Believe it or not, James Allen McCune shows presence and personality as Donahue. It is a decent performance by general standards and pretty darn impressive when judged against the baseline of found footage horror. Callie Hernandez has a few moments as Arlington, but the other members of the horrible no-good camping trip are either blandly forgettable or slightly annoying, at best.
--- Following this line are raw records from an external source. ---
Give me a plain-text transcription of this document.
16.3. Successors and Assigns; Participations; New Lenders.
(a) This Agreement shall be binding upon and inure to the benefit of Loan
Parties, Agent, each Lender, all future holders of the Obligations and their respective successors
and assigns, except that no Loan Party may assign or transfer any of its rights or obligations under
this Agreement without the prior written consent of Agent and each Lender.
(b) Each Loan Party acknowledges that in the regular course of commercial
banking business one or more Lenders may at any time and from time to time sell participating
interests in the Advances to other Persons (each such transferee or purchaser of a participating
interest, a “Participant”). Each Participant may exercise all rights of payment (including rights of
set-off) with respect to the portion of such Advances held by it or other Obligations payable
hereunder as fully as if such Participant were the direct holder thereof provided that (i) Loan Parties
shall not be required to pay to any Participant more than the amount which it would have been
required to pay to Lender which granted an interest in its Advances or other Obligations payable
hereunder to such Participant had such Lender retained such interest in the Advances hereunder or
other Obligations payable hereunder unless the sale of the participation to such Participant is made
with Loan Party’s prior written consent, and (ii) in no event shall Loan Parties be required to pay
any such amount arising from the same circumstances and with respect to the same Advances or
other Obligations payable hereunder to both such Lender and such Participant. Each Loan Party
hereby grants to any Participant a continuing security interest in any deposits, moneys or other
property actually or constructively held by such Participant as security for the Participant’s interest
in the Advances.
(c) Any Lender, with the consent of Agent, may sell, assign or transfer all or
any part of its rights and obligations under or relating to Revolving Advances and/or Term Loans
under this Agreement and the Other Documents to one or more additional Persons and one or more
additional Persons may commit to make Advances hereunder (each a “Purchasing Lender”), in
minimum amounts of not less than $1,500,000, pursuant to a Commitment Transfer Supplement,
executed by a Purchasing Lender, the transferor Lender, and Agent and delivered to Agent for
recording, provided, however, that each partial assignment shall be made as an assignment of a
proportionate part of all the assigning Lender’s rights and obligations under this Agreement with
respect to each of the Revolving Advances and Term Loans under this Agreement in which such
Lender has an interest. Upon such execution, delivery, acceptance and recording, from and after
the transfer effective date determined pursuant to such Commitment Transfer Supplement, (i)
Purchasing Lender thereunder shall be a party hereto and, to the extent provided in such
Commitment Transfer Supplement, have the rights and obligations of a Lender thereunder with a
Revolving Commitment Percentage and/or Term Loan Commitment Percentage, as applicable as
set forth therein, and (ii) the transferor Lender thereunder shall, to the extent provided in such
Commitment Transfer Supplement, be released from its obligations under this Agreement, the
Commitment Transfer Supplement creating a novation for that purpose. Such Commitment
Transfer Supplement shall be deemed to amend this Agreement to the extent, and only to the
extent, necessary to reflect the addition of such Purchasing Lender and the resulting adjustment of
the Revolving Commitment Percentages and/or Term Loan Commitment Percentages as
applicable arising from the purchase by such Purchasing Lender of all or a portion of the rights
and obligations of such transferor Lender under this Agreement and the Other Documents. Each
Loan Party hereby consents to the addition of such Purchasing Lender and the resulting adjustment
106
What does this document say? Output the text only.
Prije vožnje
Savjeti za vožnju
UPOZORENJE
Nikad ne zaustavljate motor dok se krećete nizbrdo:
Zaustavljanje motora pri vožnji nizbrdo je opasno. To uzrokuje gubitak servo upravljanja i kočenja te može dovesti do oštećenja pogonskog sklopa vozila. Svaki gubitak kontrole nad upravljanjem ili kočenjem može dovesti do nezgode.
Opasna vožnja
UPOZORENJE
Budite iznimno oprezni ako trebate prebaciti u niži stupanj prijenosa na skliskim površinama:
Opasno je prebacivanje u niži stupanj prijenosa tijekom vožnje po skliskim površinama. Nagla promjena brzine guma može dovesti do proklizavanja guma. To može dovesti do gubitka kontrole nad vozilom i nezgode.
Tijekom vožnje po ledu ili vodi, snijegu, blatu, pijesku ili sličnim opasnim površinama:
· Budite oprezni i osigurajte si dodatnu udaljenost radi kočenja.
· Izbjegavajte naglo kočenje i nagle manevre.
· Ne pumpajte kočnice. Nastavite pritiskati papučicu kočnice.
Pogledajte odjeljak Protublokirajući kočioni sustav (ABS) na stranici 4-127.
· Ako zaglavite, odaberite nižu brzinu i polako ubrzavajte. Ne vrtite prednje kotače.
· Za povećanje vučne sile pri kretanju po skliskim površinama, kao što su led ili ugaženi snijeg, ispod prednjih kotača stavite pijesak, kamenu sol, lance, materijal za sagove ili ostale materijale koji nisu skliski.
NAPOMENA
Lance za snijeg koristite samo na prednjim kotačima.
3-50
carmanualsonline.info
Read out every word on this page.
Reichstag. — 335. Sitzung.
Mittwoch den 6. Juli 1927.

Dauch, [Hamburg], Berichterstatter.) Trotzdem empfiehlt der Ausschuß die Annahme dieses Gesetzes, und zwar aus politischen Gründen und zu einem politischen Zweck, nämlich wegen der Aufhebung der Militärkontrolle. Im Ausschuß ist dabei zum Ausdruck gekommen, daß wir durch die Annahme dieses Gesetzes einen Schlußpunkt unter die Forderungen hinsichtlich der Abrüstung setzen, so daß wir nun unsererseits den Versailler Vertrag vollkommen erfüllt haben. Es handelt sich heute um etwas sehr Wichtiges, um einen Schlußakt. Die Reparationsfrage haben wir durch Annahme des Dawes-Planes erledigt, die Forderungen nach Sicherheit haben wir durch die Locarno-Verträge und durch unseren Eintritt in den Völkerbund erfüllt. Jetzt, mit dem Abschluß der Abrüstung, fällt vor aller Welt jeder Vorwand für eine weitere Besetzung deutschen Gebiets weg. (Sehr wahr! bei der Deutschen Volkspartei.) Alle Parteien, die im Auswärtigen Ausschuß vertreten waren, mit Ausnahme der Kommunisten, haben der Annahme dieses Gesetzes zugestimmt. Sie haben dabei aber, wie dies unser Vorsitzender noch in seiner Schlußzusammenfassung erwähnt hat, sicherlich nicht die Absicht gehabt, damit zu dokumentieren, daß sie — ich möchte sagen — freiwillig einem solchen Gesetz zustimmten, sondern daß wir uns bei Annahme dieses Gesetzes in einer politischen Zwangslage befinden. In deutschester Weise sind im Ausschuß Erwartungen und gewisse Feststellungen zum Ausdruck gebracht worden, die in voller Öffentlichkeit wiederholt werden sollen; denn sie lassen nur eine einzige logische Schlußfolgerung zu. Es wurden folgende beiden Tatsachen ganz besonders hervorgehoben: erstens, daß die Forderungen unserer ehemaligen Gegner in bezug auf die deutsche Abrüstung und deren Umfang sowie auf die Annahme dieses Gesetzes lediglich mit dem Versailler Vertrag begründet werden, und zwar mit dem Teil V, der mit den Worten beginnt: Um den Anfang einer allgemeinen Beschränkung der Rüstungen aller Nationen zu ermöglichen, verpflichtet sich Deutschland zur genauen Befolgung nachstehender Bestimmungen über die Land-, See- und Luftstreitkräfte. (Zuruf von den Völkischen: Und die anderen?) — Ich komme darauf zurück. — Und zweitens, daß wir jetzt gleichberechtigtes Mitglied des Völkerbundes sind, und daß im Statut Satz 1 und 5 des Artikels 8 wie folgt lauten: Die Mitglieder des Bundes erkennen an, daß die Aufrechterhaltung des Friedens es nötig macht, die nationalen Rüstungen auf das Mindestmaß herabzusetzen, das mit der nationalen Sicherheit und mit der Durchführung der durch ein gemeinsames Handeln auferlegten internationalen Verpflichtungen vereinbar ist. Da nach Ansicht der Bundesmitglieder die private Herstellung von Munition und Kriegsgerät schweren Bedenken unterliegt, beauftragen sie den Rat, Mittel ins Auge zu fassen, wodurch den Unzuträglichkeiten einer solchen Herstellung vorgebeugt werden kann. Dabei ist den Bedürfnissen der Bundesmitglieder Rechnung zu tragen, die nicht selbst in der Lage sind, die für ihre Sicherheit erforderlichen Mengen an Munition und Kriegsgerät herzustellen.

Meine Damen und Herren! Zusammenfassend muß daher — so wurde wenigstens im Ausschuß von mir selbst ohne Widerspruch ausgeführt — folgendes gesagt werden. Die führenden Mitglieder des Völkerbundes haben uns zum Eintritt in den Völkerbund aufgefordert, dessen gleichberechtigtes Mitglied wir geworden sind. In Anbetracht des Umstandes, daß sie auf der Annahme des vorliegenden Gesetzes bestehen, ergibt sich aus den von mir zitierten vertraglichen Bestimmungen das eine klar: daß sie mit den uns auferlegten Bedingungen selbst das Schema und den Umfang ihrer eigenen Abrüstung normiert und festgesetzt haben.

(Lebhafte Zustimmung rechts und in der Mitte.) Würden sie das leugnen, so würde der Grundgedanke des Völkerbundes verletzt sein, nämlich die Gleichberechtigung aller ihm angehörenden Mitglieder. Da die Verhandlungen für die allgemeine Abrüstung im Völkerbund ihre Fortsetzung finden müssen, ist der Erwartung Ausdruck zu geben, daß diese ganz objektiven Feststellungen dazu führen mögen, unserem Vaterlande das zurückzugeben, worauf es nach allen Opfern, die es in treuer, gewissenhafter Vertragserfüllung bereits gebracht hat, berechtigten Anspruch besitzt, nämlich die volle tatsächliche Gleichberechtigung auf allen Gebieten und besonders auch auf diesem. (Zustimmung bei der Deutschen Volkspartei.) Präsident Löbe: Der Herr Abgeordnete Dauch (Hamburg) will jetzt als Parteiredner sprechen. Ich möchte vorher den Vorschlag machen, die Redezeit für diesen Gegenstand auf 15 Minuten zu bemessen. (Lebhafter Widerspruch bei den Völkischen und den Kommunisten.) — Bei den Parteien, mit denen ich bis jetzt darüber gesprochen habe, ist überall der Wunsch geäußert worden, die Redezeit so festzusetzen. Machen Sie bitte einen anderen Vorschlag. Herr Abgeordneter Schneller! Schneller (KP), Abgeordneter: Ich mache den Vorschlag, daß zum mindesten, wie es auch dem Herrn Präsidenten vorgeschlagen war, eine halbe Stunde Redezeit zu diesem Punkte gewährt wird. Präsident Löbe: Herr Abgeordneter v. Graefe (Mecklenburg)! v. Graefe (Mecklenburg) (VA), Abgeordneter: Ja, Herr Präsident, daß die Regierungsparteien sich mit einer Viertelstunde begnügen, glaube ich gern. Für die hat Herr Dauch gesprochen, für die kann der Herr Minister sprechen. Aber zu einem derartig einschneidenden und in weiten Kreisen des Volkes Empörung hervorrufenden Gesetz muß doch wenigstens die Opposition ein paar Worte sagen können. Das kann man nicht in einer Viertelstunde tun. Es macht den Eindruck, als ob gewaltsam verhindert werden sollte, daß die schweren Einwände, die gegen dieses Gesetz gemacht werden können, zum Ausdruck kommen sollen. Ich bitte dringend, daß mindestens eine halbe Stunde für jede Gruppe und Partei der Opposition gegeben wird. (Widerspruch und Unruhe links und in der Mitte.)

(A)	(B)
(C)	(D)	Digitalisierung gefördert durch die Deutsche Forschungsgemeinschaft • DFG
The mechanics of this Blair Witch are generally solid, but like Nathan Ambrosioni’s Therapy it makes no attempt to explain how the disparate footage (including digital and analog formats) was spliced together into a sequential narrative. Regular horror patrons have seen worse. In truth, it works on a basic visceral level, but anyone who knows the genre will expect more from Wingard and Barrett (the team responsible for You’re Next and segments in the first two V/H/S films). While we keep hoping they will take found footage to an insane new level, they never do. Mainly for hardcore fans of the franchise mythos, Blair Witch opens nationwide tomorrow (9/16), including the AMC Empire in New York.